@user21820 Unless something has changed, python is slow. The code I've written is in C, and it can still take a couple of days to render some of those images (though most of the Mandelbrot set images were on the order of 3-4 hours).
@XanderHenderson Yes Python is slow for ordinary word-sized computations. That's one disadvantage. But if you want arbitrary precision, it is not that slow.
@user21820 Honestly, C is about all I know. I know some BASIC from when I was a kid, and a little FORTRAN (I had to learn LAPACK at one point, while I was working on my masters). But, mostly C.

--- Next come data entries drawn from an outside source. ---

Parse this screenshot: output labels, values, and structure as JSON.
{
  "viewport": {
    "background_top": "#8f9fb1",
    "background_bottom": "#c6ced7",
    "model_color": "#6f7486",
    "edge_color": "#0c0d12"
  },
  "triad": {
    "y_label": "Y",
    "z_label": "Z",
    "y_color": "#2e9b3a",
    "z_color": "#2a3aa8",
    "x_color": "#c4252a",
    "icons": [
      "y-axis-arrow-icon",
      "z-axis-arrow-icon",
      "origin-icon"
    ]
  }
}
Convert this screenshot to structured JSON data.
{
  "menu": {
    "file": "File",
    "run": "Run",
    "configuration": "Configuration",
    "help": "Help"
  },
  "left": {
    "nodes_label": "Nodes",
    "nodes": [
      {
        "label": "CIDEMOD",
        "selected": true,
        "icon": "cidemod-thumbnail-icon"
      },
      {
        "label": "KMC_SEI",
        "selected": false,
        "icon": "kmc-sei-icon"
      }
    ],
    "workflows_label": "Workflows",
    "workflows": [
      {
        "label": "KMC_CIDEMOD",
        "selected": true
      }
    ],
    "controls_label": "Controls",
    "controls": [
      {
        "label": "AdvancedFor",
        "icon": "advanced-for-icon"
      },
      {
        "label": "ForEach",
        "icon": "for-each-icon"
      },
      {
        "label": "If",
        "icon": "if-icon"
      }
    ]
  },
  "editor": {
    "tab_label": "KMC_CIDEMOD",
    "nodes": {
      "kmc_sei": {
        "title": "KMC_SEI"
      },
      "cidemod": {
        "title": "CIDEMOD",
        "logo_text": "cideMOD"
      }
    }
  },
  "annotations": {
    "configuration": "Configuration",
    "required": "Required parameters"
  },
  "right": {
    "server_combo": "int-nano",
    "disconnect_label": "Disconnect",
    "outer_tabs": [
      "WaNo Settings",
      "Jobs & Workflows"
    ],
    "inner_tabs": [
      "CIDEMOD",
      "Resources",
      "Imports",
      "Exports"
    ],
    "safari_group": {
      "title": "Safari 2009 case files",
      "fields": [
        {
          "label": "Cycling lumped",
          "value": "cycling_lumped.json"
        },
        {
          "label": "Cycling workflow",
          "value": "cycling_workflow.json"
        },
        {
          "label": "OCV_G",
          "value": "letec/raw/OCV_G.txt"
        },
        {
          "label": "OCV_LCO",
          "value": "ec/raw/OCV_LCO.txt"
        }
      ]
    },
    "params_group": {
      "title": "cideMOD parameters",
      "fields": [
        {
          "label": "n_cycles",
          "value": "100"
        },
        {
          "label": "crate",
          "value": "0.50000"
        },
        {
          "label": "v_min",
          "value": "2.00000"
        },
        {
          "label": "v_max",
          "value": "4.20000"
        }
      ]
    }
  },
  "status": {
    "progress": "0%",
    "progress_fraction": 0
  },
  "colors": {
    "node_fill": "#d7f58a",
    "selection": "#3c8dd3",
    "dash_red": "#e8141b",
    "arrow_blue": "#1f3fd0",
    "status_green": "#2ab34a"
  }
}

That's amusing. QB did not require numbered lines.
I guess I'm lucky.
But nobody taught me about recursion, so I once wrote a program to compute the following without using any functions: Given input n, find the number of n×n arrays where each cell is filled with 1 or 2 or 3 and no two adjacent cells have the same number.
It seems like the author of that code is the person to contact. The language is LaTeX, by the way. LaTeX is a typesetting language, used for writing technical documents. @SarGe
@sai-kartik I started programming on that in 2000. A series of backups and transfers into newer and newer computers preserved my programs from that ancient era.
Until I reached Win7 and discovered that it no longer supported 16-bit applications.
Then most recently I used DOSBOX to get them all back!
@user21820 I still have the KayPro my father used to write his PhD thesis, as well as a stack of 5-1/2 floppies. I'm not sure if any of it still works, though.
Unfortunately, I cannot buy any of those, because they all contain HFCS. So I am stuck buying drinks imported from Mexico on the rare occasions that I want to share a Coke with my daughter.
@XanderHenderson I've seen that. My Grandma's biggest complaint with her grandchildren back in the day was that we never finished to 12 oz cans of pop at family get togethers! (Before they'd get to warm to drink.)
@XanderHenderson Does the CS stand for corn syrup? I know non-diet pop in the US is now sweetened with Corn Syrup, whereas in Mexico, they use what was originally used here by CocaCola, e.g.: sugar.